Un pesante j’accuse. “I professori universitari si sentono parte di una casta, altrimenti sarebbero i primi a esigere, a gran voce, regole nuove. Un ente come l’Anvur, per esempio, non esiste nel mondo anglosassone: questa burocrazia, che costa centinaia di milioni di euro, ha prodotto solo cartacce e graduatorie inutili, a spese dei contribuenti. Se devo spiegare a un collega inglese che cos’è il Cun (Consiglio universitario nazionale, ndr), non trovo le parole giuste: come faccio a dirgli che esiste una specie di cupola dei professori riuniti in un super sindacato? Il collega stenta a credermi. Nel mondo anglosassone c’è la cooptazione diretta dei migliori che vengono sottoposti al giudizio di un comitato ristretto formato dai due o tre principali esperti internazionali in un determinato settore. La selezione è trasparente e dunque controllabile, c’è un criterio di accountability.

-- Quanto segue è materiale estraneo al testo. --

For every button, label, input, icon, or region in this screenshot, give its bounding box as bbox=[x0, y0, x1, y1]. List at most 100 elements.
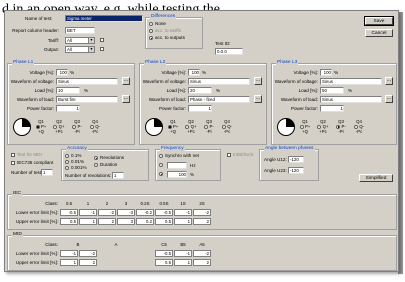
load-input[interactable]: 10 bbox=[56, 87, 80, 94]
voltage-input[interactable]: 100 bbox=[188, 69, 200, 76]
test-mdi-checkbox[interactable] bbox=[11, 153, 15, 157]
quadrant-q3[interactable]: Q3 P- -Pi bbox=[334, 119, 348, 135]
waveform-voltage-input[interactable]: Sinus bbox=[56, 78, 118, 85]
diff-tariffs-radio[interactable] bbox=[149, 29, 153, 33]
quadrant-q1[interactable]: Q1 P+ +Q bbox=[34, 119, 48, 135]
accuracy-01-radio[interactable] bbox=[65, 154, 69, 158]
mid-lower-7[interactable]: -2 bbox=[193, 250, 211, 257]
iec-class-0: 0.5 bbox=[65, 201, 73, 206]
output-checkbox[interactable] bbox=[100, 47, 104, 51]
iec736-checkbox[interactable] bbox=[11, 161, 15, 165]
waveform-voltage-browse-button[interactable]: ... bbox=[254, 77, 262, 85]
iec-lower-0[interactable]: -0.5 bbox=[60, 209, 78, 216]
phase-l3-title: Phase L3 bbox=[276, 60, 299, 66]
waveform-voltage-input[interactable]: Sinus bbox=[188, 78, 250, 85]
power-factor-input[interactable]: 1 bbox=[56, 105, 80, 112]
waveform-load-input[interactable]: Phase - fired bbox=[188, 96, 250, 103]
output-select[interactable]: All ▼ bbox=[65, 46, 95, 53]
waveform-load-input[interactable]: Sinus bbox=[320, 96, 382, 103]
iec-class-7: 2S bbox=[199, 201, 205, 206]
cancel-button[interactable]: Cancel bbox=[365, 29, 393, 37]
waveform-load-browse-button[interactable]: ... bbox=[254, 95, 262, 103]
iec-upper-1[interactable]: 1 bbox=[79, 218, 97, 225]
quadrant-q1[interactable]: Q1 P+ +Q bbox=[298, 119, 312, 135]
iec-lower-7[interactable]: -2 bbox=[193, 209, 211, 216]
waveform-load-browse-button[interactable]: ... bbox=[122, 95, 130, 103]
iec-lower-3[interactable]: -3 bbox=[117, 209, 135, 216]
quadrant-q3[interactable]: Q3 P- -Pi bbox=[70, 119, 84, 135]
waveform-load-browse-button[interactable]: ... bbox=[385, 95, 393, 103]
power-factor-input[interactable]: 1 bbox=[188, 105, 212, 112]
quadrant-q2[interactable]: Q2 Q+ +Pc bbox=[52, 119, 66, 135]
mid-lower-1[interactable]: -2 bbox=[79, 250, 97, 257]
iec-upper-0[interactable]: 0.5 bbox=[60, 218, 78, 225]
iec-upper-7[interactable]: 2 bbox=[193, 218, 211, 225]
power-factor-input[interactable]: 1 bbox=[320, 105, 344, 112]
phase-diagram-icon bbox=[277, 118, 295, 136]
waveform-load-input[interactable]: Burst fire bbox=[56, 96, 118, 103]
duration-radio[interactable] bbox=[94, 163, 98, 167]
load-input[interactable]: 50 bbox=[320, 87, 344, 94]
mid-lower-6[interactable]: -1 bbox=[174, 250, 192, 257]
iec-lower-1[interactable]: -1 bbox=[79, 209, 97, 216]
angle-u23-input[interactable]: -120 bbox=[288, 167, 304, 174]
quadrant-q4[interactable]: Q4 Q- -Pc bbox=[220, 119, 234, 135]
load-input[interactable]: 20 bbox=[188, 87, 212, 94]
test-id-input[interactable]: 0.0.0 bbox=[215, 48, 243, 55]
quadrant-q2[interactable]: Q2 Q+ +Pc bbox=[316, 119, 330, 135]
report-header-input[interactable]: BET bbox=[65, 27, 95, 34]
mid-upper-7[interactable]: 2 bbox=[193, 259, 211, 266]
iec-upper-3[interactable]: 3 bbox=[117, 218, 135, 225]
num-tests-input[interactable]: 1 bbox=[41, 169, 53, 176]
waveform-voltage-browse-button[interactable]: ... bbox=[122, 77, 130, 85]
revolutions-radio[interactable] bbox=[94, 156, 98, 160]
mid-lower-5[interactable]: -0.5 bbox=[155, 250, 173, 257]
iec-lower-4[interactable]: -0.2 bbox=[136, 209, 154, 216]
freq-hz-radio[interactable] bbox=[159, 163, 163, 167]
mid-upper-label: Upper error limit [%]: bbox=[15, 260, 58, 265]
mid-upper-0[interactable]: 1 bbox=[60, 259, 78, 266]
quadrant-q4[interactable]: Q4 Q- -Pc bbox=[352, 119, 366, 135]
ipv-checkbox[interactable] bbox=[227, 153, 231, 157]
angle-u12-input[interactable]: -120 bbox=[288, 156, 304, 163]
power-factor-label: Power factor: bbox=[290, 106, 318, 111]
iec-upper-5[interactable]: 0.5 bbox=[155, 218, 173, 225]
load-label: Load [%]: bbox=[166, 88, 186, 93]
simplified-button[interactable]: Simplified bbox=[359, 174, 393, 182]
iec-lower-5[interactable]: -0.5 bbox=[155, 209, 173, 216]
tariff-checkbox[interactable] bbox=[100, 38, 104, 42]
accuracy-001-radio[interactable] bbox=[65, 160, 69, 164]
diff-outputs-radio[interactable] bbox=[149, 36, 153, 40]
num-revolutions-input[interactable]: 1 bbox=[112, 172, 124, 179]
freq-hz-input[interactable] bbox=[167, 162, 187, 169]
freq-pct-input[interactable]: 100 bbox=[167, 171, 187, 178]
quadrant-q3[interactable]: Q3 P- -Pi bbox=[202, 119, 216, 135]
quadrant-q1[interactable]: Q1 P+ +Q bbox=[166, 119, 180, 135]
freq-pct-radio[interactable] bbox=[159, 172, 163, 176]
tariff-select[interactable]: All ▼ bbox=[65, 37, 95, 44]
iec-lower-2[interactable]: -2 bbox=[98, 209, 116, 216]
mid-upper-5[interactable]: 0.5 bbox=[155, 259, 173, 266]
freq-sync-radio[interactable] bbox=[159, 154, 163, 158]
accuracy-0001-radio[interactable] bbox=[65, 166, 69, 170]
name-of-test-input[interactable]: Sigma meter bbox=[65, 15, 143, 22]
iec-upper-6[interactable]: 1 bbox=[174, 218, 192, 225]
quadrant-q4[interactable]: Q4 Q- -Pc bbox=[88, 119, 102, 135]
mid-class-0: B bbox=[76, 242, 80, 247]
iec-upper-2[interactable]: 2 bbox=[98, 218, 116, 225]
mid-class-6: B5 bbox=[180, 242, 186, 247]
quadrant-q2[interactable]: Q2 Q+ +Pc bbox=[184, 119, 198, 135]
diff-none-radio[interactable] bbox=[149, 22, 153, 26]
mid-upper-6[interactable]: 1 bbox=[174, 259, 192, 266]
save-button[interactable]: Save bbox=[364, 16, 394, 26]
phase-l3-group: Phase L3 Voltage [%]: 100 % Waveform of … bbox=[271, 60, 397, 145]
voltage-input[interactable]: 100 bbox=[56, 69, 68, 76]
mid-lower-0[interactable]: -1 bbox=[60, 250, 78, 257]
mid-upper-1[interactable]: 2 bbox=[79, 259, 97, 266]
waveform-voltage-browse-button[interactable]: ... bbox=[385, 77, 393, 85]
waveform-voltage-input[interactable]: Sinus bbox=[320, 78, 382, 85]
iec-upper-4[interactable]: 0.2 bbox=[136, 218, 154, 225]
iec-lower-6[interactable]: -1 bbox=[174, 209, 192, 216]
iec-class-1: 1 bbox=[86, 201, 90, 206]
voltage-input[interactable]: 100 bbox=[320, 69, 332, 76]
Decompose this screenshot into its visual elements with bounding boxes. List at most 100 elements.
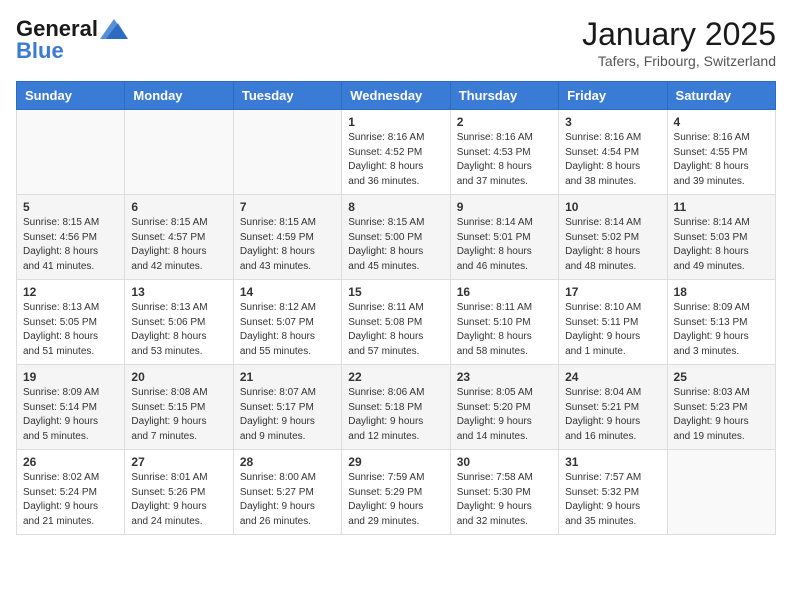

Qui invece perdiamo il tempo a scandalizzarci per il caso siciliano, come se fosse l’eccezione e non la regola. Non mi riferisco agli eventuali aspetti penali su cui solo la magistratura potrà fare chiarezza, io parlo della grande impostura dei concorsi locali, finalizzati esclusivamente a conferire una parvenza di oggettività a scelte assolutamente discrezionali. La discrezionalità, in ambito accademico, non è affatto un male se si accompagna alla competitività del sapere e delle competenze. La meritocrazia non passa per i concorsi ma per la liberalizzazione delle università: basta valore legale del titolo di studio, sì alla concorrenza tra atenei, così dotati di un intrinseco incentivo a reclutare i migliori”.